Friday, Nov. 16, 1962

In Rome, Bishop Alfonso Carinci said his 27,800th Mass, then went home to mark the day with a quiet celebration. In Manhattan. Methodist Bishop Herbert Welch walked three blocks to his polling place to vote, then went home to prepare his speech for a party in his honor at the Waldorf-Astoria Hotel. The two sturdy bishops--the oldest in their faiths--were both 100 years old.

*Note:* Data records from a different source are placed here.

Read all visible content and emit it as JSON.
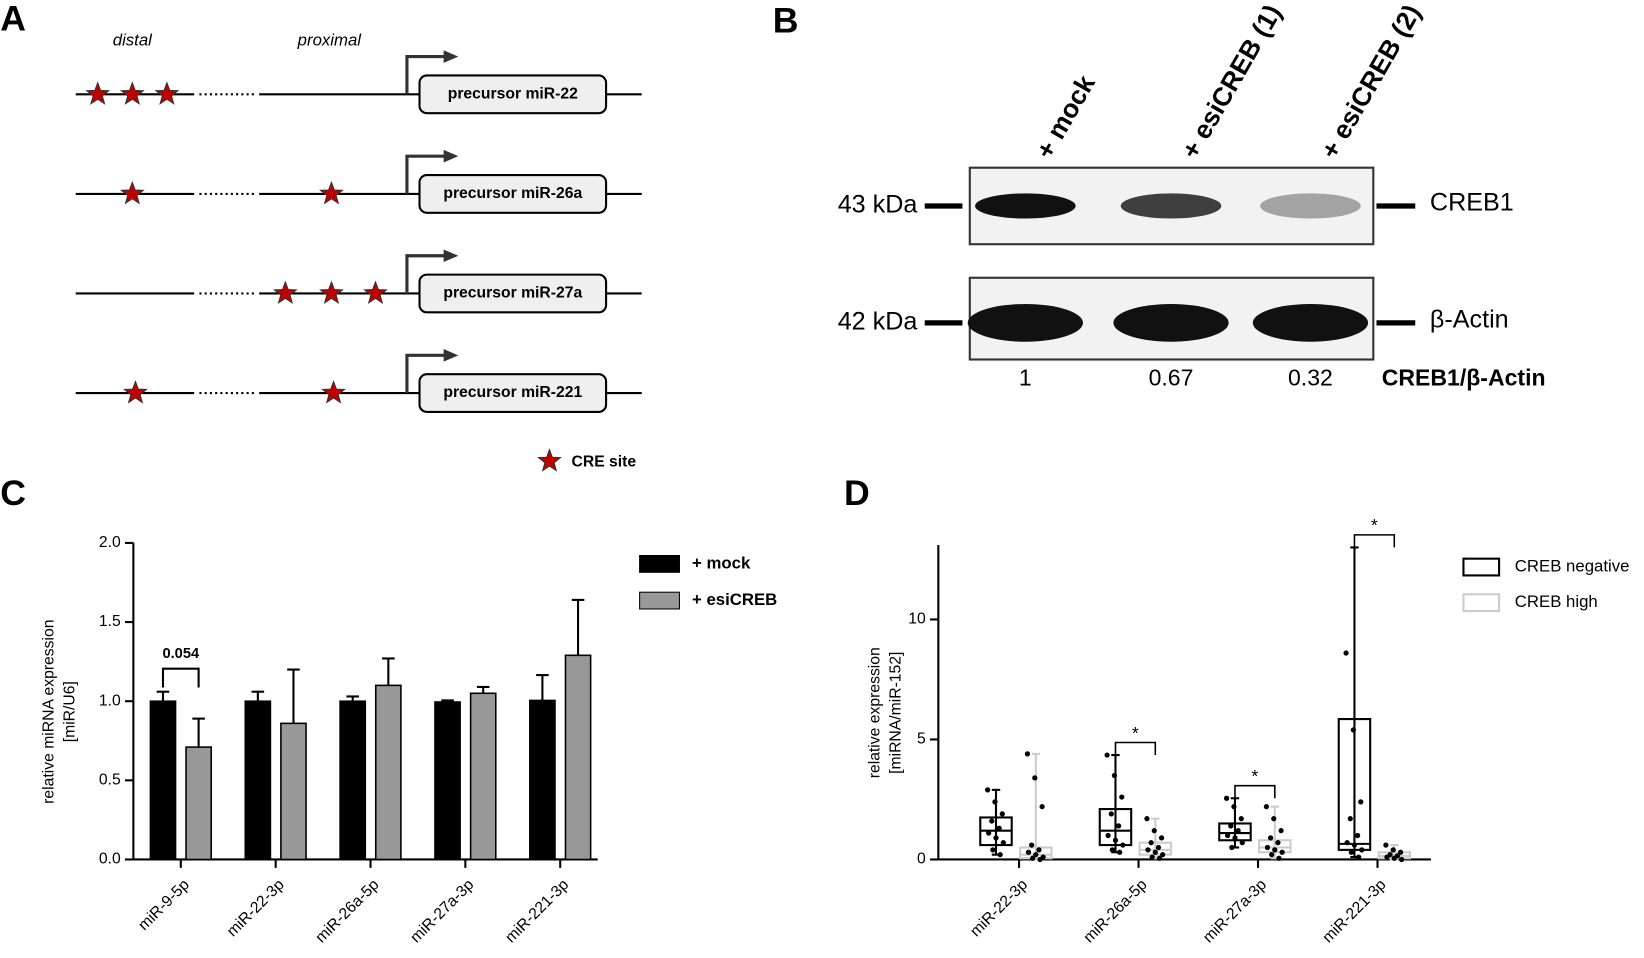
{
  "panels": {
    "A": {
      "label": "A",
      "distal": "distal",
      "proximal": "proximal",
      "genes": [
        "precursor miR-22",
        "precursor miR-26a",
        "precursor miR-27a",
        "precursor miR-221"
      ],
      "legend": "CRE site"
    },
    "B": {
      "label": "B",
      "lanes": [
        "+ mock",
        "+ esiCREB (1)",
        "+ esiCREB (2)"
      ],
      "blots": [
        {
          "size": "43 kDa",
          "protein": "CREB1"
        },
        {
          "size": "42 kDa",
          "protein": "β-Actin"
        }
      ],
      "ratios": [
        1,
        0.67,
        0.32
      ],
      "ratio_label": "CREB1/β-Actin"
    },
    "C": {
      "label": "C"
    },
    "D": {
      "label": "D"
    }
  },
  "chart_data": [
    {
      "type": "bar",
      "y_label": [
        "relative miRNA expression",
        "[miR/U6]"
      ],
      "categories": [
        "miR-9-5p",
        "miR-22-3p",
        "miR-26a-5p",
        "miR-27a-3p",
        "miR-221-3p"
      ],
      "series": [
        {
          "name": "+ mock",
          "color": "#000000",
          "values": [
            1.0,
            1.0,
            1.0,
            0.995,
            1.005
          ],
          "errors": [
            0.06,
            0.06,
            0.03,
            0.01,
            0.16
          ]
        },
        {
          "name": "+ esiCREB",
          "color": "#999999",
          "values": [
            0.71,
            0.86,
            1.1,
            1.05,
            1.29
          ],
          "errors": [
            0.18,
            0.34,
            0.17,
            0.04,
            0.35
          ]
        }
      ],
      "ylim": [
        0,
        2.0
      ],
      "yticks": [
        {
          "value": 0,
          "label": "0.0"
        },
        {
          "value": 0.5,
          "label": "0.5"
        },
        {
          "value": 1,
          "label": "1.0"
        },
        {
          "value": 1.5,
          "label": "1.5"
        },
        {
          "value": 2,
          "label": "2.0"
        }
      ],
      "annotations": [
        {
          "text": "0.054",
          "category": 0
        }
      ]
    },
    {
      "type": "box",
      "y_label": [
        "relative expression",
        "[miRNA/miR-152]"
      ],
      "categories": [
        "miR-22-3p",
        "miR-26a-5p",
        "miR-27a-3p",
        "miR-221-3p"
      ],
      "series": [
        {
          "name": "CREB negative",
          "color": "#000000",
          "min": [
            0.2,
            0.3,
            0.5,
            0.1
          ],
          "q1": [
            0.6,
            0.6,
            0.8,
            0.4
          ],
          "median": [
            1.2,
            1.2,
            1.1,
            0.65
          ],
          "q3": [
            1.75,
            2.1,
            1.5,
            5.85
          ],
          "max": [
            2.9,
            4.35,
            2.55,
            13.0
          ],
          "points": [
            [
              2.9,
              2.4,
              1.9,
              1.6,
              1.3,
              1.1,
              0.9,
              0.7,
              0.4,
              0.2
            ],
            [
              4.35,
              3.5,
              2.6,
              1.9,
              1.4,
              1.0,
              0.8,
              0.6,
              0.4,
              0.3
            ],
            [
              2.55,
              2.2,
              1.7,
              1.4,
              1.2,
              1.0,
              0.9,
              0.7,
              0.5
            ],
            [
              8.6,
              5.4,
              2.4,
              1.7,
              1.0,
              0.7,
              0.6,
              0.4,
              0.3,
              0.1
            ]
          ]
        },
        {
          "name": "CREB high",
          "color": "#cccccc",
          "min": [
            0,
            0.05,
            0.05,
            0
          ],
          "q1": [
            0.05,
            0.2,
            0.3,
            0.05
          ],
          "median": [
            0.2,
            0.4,
            0.5,
            0.15
          ],
          "q3": [
            0.5,
            0.7,
            0.8,
            0.3
          ],
          "max": [
            4.4,
            1.7,
            2.2,
            0.6
          ],
          "points": [
            [
              4.4,
              3.4,
              2.2,
              0.6,
              0.4,
              0.3,
              0.2,
              0.1,
              0.05,
              0
            ],
            [
              1.7,
              1.2,
              0.9,
              0.7,
              0.5,
              0.4,
              0.3,
              0.2,
              0.1,
              0.05
            ],
            [
              2.2,
              1.7,
              1.2,
              0.9,
              0.7,
              0.5,
              0.4,
              0.3,
              0.2,
              0.05
            ],
            [
              0.6,
              0.4,
              0.3,
              0.2,
              0.15,
              0.1,
              0.05,
              0
            ]
          ]
        }
      ],
      "ylim": [
        0,
        13.1
      ],
      "yticks": [
        0,
        5,
        10
      ],
      "annotations": [
        {
          "text": "*",
          "category": 1
        },
        {
          "text": "*",
          "category": 2
        },
        {
          "text": "*",
          "category": 3
        }
      ]
    }
  ]
}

Jouncing along in turbulent air at 28,000 ft., the Paris-to-Rome Caravelle jet flew into a vicious downdraft over the Apuane Alps, plummeted sickeningly before the pilot regained control. A stewardess was knocked unconscious and six passengers who had failed to fasten their seat belts were battered against the bulkhead. Among the most seriously injured: Italian Movie Producer Carlo Ponti, 48, husband-in-fact (if not by law) of Cinemactress Sophia Loren, 28, whose badly cut right ear required 14 emergency stitches and 45 extra ones in plastic surgery. "Frightening," said Ponti, his head turbaned in bandages. "Luckily, Sophia wasn't on board."

Accepting his humptyninth award--the MacDowell Colony Medal from the Academy of American Poets--white-maned Poet Robert Frost, 88, fixed his affectionate audience with a mock-sincere twinkle in his eye and quite clearly said: "I wish my mother could see me now."

In the Wonderland of Manhattan's Four Seasons restaurant, seven precocious Alices tucked their curves into kiddie clothes at ex-Showgirl Gregg Sherwood Dodge's Thank Heaven for Little Girls fashion show to raise money for her pet charity--Girls' Town, U.S.A.--an as yet unbuilt Florida home for "abandoned" girls from ten to 18 years old. Onto a makeshift stage pranced such moppets as Actresses Susan Kohner, 25, Susan Strasberg, 24, and Tisha Sterling, 17, daughter of Actress Ann Sothern; then came a formation of New York-Rome jet setlets, led by Harper's Bazaar playgirl Christina Paolozzi, 22. All licked huge lollipops and cracked their bubblegum.

The sunset-pink gown was smashing all right, but it was Princess Margaret's new hairdo that set the crowd at London's glittering Dockland Settlements Ball atwitter. Obviously inspired by some Grecian yearn, it was swept abruptly back from her forehead and fixed with jewel-studded pins above and behind her ears. The effect was a kind of outsized ponytail with the ends curled back along Meg's shapely neck. "It can't be all her," whispered one Lady, smelling a royal rat. "Of course it's not," said another. Only her hairdresser knew for sure.

Under the discerning eyes of such distinguished beauty spotters as Comedian Bob Hope and Mrs. Jenifer Armstrong-Jones, Tony's stepmother, eight fetching finalists paraded in London for the title of Miss World. Chosen: Catharina Ladders, 20, a green-eyed, 37-23-37, brunette fashion model from Holland. Said Catharina modestly: "I don't think I'm the most beautiful girl in the world . . . I am the most beautiful girl here."

"An alcohol-free way of life is the best way of life," insisted Mrs. T. Roy Jarrett, 62, a Methodist minister's wife from Richmond, Va., who was elected President of the World's Woman's Christian Temperance Union. The W.W.C.T.U. was holding its 22nd triennial convention in New Delhi, India, and President Jarrett soon found that there was work to do. She was going to Jaipur to help her colleagues snuff out that city's consumption of potent jag mohan (110-proof) and gulabi (rose petal liquor). Her substitute for the boozy brews: "a creative recreation program for young people which will enable them to know what beverage alcohol is and what it does."

Ill lay: Robert Montgomery, 58, actor and television producer, and Brigadier General David Sarnoff, 71, RCA board chairman, both in good condition after being parted from their gall bladders in separate Manhattan hospitals.

The sixth-place St. Louis Cardinals might be in need of new ideas, but hardly the kind served up by newly hired Consultant Branch Rickey, 80. The old Mahatma's idea--to retire Stan ("The Man") Musial, 41--produced such a roar that Club President August A. Busch Jr., 63, felt compelled to soothe the outraged fans. With a .330 batting average last season, Stan will stay as long as he likes, said Brewer Busch, and when he wants to quit he has a job as a Cardinal vice president. In St. Petersburg. Fla., sharpening up young hitters, Stan was imperturbable. "I won't retire, not in the shape I am in and hitting the ball the way I did this season. If the Cardinals don't want me, I know of some other clubs that do."